ID-03: Enabling Self-Service Password Reset (SSPR)
Overview
Self-Service Password Reset (SSPR) allows users to reset their own passwords without contacting the help desk. When properly configured, SSPR reduces IT support costs, improves user productivity, and can actually increase security by requiring users to verify their identity through multiple factors before resetting.

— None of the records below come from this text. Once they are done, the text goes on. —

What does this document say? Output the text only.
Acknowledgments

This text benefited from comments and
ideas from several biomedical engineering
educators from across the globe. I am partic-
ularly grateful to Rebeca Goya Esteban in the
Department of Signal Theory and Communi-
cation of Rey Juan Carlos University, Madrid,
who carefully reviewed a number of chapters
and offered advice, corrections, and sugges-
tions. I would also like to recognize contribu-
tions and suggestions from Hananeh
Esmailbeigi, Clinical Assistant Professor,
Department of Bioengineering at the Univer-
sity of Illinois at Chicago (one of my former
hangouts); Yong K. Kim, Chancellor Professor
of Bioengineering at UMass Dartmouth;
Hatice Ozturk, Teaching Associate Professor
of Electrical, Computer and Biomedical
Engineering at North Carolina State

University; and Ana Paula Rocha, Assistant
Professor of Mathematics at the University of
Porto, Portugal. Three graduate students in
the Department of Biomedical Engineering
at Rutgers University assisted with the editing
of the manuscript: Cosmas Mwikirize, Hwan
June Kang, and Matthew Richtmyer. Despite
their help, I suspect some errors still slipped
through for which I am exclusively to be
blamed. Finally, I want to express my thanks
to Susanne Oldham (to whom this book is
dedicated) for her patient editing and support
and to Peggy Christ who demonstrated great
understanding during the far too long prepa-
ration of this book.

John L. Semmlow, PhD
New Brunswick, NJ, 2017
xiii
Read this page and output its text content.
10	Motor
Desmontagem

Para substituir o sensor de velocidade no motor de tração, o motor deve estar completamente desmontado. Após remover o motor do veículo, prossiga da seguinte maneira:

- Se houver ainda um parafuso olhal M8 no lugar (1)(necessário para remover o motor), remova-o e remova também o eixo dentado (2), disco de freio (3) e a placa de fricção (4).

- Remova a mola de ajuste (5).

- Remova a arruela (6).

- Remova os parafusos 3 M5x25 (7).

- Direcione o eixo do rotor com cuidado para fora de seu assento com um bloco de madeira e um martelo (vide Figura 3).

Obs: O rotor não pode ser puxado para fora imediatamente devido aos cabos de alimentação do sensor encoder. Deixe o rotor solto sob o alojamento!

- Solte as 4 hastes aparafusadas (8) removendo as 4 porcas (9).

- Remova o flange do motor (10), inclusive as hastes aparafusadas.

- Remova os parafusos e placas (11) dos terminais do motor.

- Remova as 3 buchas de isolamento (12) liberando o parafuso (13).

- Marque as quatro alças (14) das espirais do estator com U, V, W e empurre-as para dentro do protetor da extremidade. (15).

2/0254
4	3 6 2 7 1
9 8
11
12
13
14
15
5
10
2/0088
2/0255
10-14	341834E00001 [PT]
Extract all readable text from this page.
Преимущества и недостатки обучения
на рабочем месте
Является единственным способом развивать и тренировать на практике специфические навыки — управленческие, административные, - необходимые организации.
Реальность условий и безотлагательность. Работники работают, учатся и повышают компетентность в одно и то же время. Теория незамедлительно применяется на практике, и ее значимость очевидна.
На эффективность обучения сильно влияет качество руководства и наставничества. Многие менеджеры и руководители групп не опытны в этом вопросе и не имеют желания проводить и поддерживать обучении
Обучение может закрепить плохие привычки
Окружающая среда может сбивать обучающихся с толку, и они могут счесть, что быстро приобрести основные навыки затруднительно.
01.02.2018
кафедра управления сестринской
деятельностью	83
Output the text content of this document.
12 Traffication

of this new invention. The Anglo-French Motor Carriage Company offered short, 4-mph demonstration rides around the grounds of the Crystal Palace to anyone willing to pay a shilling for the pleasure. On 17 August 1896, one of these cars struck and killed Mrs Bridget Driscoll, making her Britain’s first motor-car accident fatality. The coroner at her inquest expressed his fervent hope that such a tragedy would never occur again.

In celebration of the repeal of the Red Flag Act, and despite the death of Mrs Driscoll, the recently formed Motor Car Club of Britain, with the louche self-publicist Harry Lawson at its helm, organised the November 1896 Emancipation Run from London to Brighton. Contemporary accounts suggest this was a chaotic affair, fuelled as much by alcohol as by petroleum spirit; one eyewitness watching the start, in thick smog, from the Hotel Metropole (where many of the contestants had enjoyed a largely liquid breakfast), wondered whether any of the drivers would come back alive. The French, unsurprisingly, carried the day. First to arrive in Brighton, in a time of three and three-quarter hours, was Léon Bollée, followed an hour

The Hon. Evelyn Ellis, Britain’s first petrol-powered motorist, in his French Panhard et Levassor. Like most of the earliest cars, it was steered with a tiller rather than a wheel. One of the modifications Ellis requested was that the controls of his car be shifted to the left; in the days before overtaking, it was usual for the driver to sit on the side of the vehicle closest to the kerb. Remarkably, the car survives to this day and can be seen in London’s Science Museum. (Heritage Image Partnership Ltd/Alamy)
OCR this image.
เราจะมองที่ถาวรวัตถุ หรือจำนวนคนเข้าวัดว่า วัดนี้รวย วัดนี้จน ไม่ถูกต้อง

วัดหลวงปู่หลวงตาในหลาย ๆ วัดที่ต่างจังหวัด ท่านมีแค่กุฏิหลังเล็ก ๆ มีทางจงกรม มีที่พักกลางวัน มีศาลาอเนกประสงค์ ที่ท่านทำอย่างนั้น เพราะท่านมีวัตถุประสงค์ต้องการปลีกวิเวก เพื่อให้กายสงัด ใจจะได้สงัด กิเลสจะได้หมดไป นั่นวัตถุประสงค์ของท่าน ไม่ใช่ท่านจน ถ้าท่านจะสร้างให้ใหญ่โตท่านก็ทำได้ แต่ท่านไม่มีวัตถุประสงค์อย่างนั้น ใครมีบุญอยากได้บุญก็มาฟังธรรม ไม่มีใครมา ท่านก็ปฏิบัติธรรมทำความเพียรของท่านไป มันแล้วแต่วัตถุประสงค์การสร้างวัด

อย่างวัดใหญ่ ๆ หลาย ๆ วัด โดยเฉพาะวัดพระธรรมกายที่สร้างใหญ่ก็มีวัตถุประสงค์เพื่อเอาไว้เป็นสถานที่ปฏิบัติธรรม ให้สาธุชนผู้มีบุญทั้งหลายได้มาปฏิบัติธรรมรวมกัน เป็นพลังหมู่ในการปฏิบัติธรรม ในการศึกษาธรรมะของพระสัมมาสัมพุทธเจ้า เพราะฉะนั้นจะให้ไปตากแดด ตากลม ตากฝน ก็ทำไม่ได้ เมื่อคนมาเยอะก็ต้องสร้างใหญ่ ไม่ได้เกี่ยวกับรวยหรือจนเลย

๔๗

Why This Matters: Password resets are one of the most common help desk requests, accounting for 20-50% of all IT support tickets. SSPR eliminates this burden while providing a more secure reset process than phone-based help desk verification.
Benefits:
- Reduces help desk calls by 20-40%
- Users can reset passwords 24/7 without waiting
- Faster password recovery improves productivity
- Verification requirements can be stronger than help desk procedures
- Encourages users to maintain current security info
Prerequisites
Required Roles
- Global Administrator or Authentication Policy Administrator - to enable SSPR
- User Administrator - to manage user accounts
- Helpdesk Administrator - to perform manual resets when needed
License Requirements
| Feature | License |
|---|---|
| SSPR for cloud-only users | Microsoft Entra ID P1/P2 or Microsoft 365 Business Premium |
| SSPR for synced users (password writeback) | Microsoft Entra ID P1/P2 |
| Combined security info registration | Included with SSPR license |
Note: SSPR requires a paid license. It is not included in free Azure AD or Microsoft 365 Basic plans.
Pre-Checks
- Determine if your organization has cloud-only users, synced users, or both
- For hybrid environments, verify Azure AD Connect is configured for password writeback
- Confirm users have registered authentication methods (phone, email, Authenticator)
- Review your current password reset procedures and policies
Time Estimate
| Task | Duration |
|---|---|
| Review prerequisites and current state | 30 minutes |
| Configure SSPR policies | 30 minutes |
| Enable password writeback (if hybrid) | 1 hour |
| Test with pilot group | 1 week |
| User communication and rollout | 1-2 weeks |
Total: 2-3 weeks for full rollout
Step-by-Step Instructions
Step 1: Verify Password Writeback (Hybrid Environments Only)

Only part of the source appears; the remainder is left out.